The volunteers, says Blake, come from all walks of life. They are widowed or divorced, retired or semi-retired. Many have backgrounds in business, law, finance, travel, medicine, education or the military. And while romance is discouraged, sometimes friendships are made and nurtured after the cruise.
Though the gentlemen get a free cruise, they do not receive a salary. In fact-and it comes as a surprise to some--they actually pay $28.00 per day onboard to Gentlemen Hosts (tm) as a placement fee for the privilege of being a dance host.

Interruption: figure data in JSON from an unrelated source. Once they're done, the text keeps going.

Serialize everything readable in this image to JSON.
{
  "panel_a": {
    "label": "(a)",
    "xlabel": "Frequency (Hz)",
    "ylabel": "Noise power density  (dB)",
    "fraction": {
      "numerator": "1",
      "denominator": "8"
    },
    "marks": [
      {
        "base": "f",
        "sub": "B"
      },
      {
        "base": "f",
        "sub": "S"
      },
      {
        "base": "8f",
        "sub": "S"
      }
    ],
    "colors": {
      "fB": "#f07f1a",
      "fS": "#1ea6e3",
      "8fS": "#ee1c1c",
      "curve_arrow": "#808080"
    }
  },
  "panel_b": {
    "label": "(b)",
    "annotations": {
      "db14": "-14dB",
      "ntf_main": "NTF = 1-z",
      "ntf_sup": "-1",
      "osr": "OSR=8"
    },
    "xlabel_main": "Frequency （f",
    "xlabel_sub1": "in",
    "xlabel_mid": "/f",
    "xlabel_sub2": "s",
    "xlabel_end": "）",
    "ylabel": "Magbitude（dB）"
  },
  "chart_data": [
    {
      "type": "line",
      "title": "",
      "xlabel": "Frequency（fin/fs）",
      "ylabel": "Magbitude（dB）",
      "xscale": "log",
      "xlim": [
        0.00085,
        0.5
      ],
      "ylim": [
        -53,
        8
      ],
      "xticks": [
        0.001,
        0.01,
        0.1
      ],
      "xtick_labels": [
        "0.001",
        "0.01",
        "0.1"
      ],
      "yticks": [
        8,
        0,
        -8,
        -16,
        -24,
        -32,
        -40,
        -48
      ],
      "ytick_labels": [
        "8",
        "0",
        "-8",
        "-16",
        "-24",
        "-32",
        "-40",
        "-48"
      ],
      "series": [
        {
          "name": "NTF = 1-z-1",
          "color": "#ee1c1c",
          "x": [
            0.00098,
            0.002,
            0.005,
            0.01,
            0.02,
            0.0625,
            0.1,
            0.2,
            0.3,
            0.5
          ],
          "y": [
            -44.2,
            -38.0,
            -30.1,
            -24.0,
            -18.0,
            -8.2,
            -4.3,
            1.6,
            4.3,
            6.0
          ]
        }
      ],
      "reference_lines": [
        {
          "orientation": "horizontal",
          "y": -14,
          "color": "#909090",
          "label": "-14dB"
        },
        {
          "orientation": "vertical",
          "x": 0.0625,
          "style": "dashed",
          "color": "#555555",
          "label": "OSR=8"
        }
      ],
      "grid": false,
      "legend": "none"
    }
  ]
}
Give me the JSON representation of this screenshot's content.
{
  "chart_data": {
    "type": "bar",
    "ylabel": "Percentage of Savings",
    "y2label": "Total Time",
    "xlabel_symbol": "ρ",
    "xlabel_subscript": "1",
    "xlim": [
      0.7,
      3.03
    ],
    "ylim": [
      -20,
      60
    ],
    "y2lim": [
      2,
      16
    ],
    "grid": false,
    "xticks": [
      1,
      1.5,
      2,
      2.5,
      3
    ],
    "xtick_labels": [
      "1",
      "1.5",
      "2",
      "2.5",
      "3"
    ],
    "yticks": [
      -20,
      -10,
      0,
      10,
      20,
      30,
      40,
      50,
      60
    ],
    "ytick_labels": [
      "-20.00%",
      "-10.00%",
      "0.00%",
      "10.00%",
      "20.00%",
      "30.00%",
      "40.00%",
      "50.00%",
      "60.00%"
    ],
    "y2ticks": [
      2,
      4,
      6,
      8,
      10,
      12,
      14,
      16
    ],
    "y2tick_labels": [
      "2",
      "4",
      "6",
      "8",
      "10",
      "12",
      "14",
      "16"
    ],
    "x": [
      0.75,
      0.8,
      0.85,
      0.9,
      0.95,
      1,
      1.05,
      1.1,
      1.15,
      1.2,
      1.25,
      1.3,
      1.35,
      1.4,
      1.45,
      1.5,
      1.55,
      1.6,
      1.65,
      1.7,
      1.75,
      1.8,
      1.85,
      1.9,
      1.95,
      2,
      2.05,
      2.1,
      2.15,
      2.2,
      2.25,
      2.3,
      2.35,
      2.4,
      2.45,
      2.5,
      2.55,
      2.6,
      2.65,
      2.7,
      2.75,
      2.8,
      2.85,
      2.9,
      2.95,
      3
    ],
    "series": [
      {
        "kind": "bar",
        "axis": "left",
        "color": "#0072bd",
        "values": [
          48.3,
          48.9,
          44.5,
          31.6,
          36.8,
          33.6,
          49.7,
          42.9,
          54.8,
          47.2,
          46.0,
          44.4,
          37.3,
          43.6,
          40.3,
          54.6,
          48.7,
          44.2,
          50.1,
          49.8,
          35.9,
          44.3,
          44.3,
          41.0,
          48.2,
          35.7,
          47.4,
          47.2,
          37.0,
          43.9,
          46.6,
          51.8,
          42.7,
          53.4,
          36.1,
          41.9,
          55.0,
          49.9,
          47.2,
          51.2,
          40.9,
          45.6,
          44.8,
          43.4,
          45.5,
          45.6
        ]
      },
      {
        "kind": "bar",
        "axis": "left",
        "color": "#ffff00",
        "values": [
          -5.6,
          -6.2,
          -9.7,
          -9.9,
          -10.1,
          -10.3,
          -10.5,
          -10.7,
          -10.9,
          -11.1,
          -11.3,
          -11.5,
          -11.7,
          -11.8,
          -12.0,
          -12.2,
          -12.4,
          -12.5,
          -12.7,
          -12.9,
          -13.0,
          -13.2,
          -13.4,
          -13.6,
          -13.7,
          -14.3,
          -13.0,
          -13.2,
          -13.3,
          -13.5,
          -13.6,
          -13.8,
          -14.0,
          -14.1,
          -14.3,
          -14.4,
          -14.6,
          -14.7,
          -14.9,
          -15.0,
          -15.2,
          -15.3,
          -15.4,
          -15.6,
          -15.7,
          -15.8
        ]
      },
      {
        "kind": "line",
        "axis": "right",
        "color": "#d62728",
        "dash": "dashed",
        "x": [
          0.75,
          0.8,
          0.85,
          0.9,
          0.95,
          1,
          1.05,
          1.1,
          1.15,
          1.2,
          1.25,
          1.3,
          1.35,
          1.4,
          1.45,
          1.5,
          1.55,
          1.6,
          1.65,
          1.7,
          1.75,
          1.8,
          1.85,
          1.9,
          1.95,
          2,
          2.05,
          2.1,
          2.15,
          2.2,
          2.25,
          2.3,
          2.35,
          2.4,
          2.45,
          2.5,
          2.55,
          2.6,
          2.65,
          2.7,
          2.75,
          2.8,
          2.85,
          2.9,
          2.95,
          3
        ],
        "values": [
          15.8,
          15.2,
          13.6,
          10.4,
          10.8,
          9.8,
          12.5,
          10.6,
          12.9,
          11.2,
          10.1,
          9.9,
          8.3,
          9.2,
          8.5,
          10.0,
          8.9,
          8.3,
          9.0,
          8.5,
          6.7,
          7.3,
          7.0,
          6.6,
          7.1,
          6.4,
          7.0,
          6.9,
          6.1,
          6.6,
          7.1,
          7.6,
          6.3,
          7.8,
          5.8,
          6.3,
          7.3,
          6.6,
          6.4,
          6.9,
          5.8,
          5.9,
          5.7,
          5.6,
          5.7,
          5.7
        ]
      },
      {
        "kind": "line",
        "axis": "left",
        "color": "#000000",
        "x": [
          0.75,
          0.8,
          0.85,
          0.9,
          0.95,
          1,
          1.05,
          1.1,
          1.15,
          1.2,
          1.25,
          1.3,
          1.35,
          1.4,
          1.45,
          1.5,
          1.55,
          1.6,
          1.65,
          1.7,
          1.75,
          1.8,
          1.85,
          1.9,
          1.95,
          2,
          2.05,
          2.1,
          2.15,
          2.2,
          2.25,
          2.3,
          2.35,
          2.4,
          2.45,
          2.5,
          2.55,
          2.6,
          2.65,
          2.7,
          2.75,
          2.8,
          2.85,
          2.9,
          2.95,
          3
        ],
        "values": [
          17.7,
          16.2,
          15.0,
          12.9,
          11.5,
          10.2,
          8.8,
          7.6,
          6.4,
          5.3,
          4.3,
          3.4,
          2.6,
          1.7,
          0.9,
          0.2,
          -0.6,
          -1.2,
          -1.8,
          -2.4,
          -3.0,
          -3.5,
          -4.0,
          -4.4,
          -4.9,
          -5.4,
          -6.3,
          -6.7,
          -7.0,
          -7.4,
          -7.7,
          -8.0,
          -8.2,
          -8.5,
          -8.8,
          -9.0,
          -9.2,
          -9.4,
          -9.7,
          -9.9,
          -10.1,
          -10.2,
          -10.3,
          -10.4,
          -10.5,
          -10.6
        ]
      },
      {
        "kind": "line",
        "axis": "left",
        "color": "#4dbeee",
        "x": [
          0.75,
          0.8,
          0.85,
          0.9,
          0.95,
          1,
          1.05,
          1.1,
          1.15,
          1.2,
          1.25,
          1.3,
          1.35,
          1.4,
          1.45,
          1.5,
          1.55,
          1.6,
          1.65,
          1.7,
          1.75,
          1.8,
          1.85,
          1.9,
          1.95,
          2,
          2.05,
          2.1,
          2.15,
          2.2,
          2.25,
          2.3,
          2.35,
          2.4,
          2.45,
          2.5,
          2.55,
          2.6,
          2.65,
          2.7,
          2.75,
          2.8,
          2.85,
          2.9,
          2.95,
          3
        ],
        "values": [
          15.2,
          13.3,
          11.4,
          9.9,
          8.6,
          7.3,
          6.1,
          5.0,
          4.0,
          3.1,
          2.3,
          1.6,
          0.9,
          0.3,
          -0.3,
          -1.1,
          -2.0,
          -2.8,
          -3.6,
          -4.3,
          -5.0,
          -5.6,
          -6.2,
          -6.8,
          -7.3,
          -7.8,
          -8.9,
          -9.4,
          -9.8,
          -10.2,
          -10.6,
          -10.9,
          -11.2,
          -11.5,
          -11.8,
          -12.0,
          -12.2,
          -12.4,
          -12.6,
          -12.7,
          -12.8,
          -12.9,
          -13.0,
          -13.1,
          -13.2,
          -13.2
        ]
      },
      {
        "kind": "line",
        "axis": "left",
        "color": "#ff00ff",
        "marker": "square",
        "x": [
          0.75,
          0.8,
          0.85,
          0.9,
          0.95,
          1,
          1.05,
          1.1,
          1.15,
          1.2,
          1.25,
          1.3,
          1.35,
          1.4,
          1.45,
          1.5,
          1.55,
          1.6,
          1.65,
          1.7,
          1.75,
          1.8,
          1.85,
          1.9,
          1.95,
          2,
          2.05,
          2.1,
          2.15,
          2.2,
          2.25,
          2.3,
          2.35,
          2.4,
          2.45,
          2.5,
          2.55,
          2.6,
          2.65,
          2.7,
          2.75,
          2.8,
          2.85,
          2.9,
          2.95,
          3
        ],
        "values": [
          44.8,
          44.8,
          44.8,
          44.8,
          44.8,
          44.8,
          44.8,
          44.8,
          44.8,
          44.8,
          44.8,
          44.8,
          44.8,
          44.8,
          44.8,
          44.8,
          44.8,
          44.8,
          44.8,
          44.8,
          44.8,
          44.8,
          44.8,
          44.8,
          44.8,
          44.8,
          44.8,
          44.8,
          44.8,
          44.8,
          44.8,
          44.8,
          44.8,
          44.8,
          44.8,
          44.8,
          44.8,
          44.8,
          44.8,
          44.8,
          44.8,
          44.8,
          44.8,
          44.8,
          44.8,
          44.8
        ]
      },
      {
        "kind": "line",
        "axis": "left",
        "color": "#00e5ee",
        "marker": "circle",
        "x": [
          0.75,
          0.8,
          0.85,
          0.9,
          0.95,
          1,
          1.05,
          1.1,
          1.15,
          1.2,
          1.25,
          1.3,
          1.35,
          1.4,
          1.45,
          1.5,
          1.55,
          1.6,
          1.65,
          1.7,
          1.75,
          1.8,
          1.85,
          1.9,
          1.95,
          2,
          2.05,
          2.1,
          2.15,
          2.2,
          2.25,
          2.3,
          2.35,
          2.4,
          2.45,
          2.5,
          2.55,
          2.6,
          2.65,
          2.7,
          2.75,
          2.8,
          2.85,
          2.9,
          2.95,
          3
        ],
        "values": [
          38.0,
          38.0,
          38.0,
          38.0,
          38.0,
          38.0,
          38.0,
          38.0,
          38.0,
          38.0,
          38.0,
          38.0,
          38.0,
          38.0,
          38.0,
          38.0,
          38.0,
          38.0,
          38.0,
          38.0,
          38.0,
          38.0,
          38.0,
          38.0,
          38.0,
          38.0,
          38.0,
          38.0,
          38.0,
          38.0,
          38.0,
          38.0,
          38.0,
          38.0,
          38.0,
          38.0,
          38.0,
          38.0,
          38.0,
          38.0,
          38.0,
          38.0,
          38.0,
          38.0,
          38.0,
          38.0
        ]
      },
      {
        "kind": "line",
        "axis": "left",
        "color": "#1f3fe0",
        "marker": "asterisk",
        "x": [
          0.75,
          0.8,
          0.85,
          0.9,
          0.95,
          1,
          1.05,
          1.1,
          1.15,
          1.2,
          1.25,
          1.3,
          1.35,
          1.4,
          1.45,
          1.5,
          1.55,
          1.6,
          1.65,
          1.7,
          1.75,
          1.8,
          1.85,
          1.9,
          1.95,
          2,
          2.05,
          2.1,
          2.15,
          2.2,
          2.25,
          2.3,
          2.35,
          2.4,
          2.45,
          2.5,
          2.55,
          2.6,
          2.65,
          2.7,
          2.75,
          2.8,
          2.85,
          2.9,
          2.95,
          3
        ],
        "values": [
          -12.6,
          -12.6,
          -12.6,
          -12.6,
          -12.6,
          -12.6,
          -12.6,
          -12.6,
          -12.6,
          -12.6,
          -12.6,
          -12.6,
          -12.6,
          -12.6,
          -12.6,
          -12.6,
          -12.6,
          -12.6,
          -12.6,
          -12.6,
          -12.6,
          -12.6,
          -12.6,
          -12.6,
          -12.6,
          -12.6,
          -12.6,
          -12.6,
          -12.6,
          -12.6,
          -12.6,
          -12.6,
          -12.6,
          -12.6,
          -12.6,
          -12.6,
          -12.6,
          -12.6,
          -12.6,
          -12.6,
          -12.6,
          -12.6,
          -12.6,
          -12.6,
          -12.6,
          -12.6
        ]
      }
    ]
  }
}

But there are perks, of course. They have regular passenger cabin accommodations, not the more cramped crew quarters. (On Cunard, they have a private cabin; they share on most other lines.) They have beverage and laundry allowances and enjoy the company of all passengers, not just women, in the dining rooms. Some lines give a gratuities allowance, but hosts cannot accept tips from the passengers.
Perhaps the greatest benefit to being a dance host is the opportunity to travel the world and meet new friends. However, Blake limits the amount of time a host may cruise, because she doesn't want them to burn out.
Blake and The Working Vacation (tm) Inc./Gentlemen Host (r) program currently provide hospitality on all sailings of Cunard (except charters); Delta Queen Steamboat Co.; Orient Lines; Radisson Seven Seas' Mariner and Navigator and occasionally on the Diamond; Seabourn (except charters); and World Explorer's S/S Universe Explorer's Alaskan cruises. Hosts are provided for Holland America and Silversea Cruises only on selected dates and destinations.
"Wanna-be" dance hosts may also apply to The Merry Widows, (800-313-7245 or travel@AAAsouth.com). Started in 1977 by Phyllis Zeno, currently editor-in-chief of "AAA Going Places," Zeno arranges cruises throughout the year on different ships for ladies who love to dance. For each four women she takes a host, and fills out the dance cards in advance, so each woman dances one-fourth of the time. The men are also rotated at the dinner tables. They pay nothing, not even their airfare.
Zeno will be hosting her 200th Merry Widows cruise on Costa's new Atlantica from New York on April 27, 2001.
Crystal Cruises, which attracts the affluent and highly-educated, also has a program it refers to as "ambassador hosts." With 80 gentlemen participating, between four and eight sail on each cruise.
Providing gentlemen dance hosts can only enhance and increase the popularity of cruising for single ladies. As the saying goes: "It's a tough job, but somebody's gotta do it."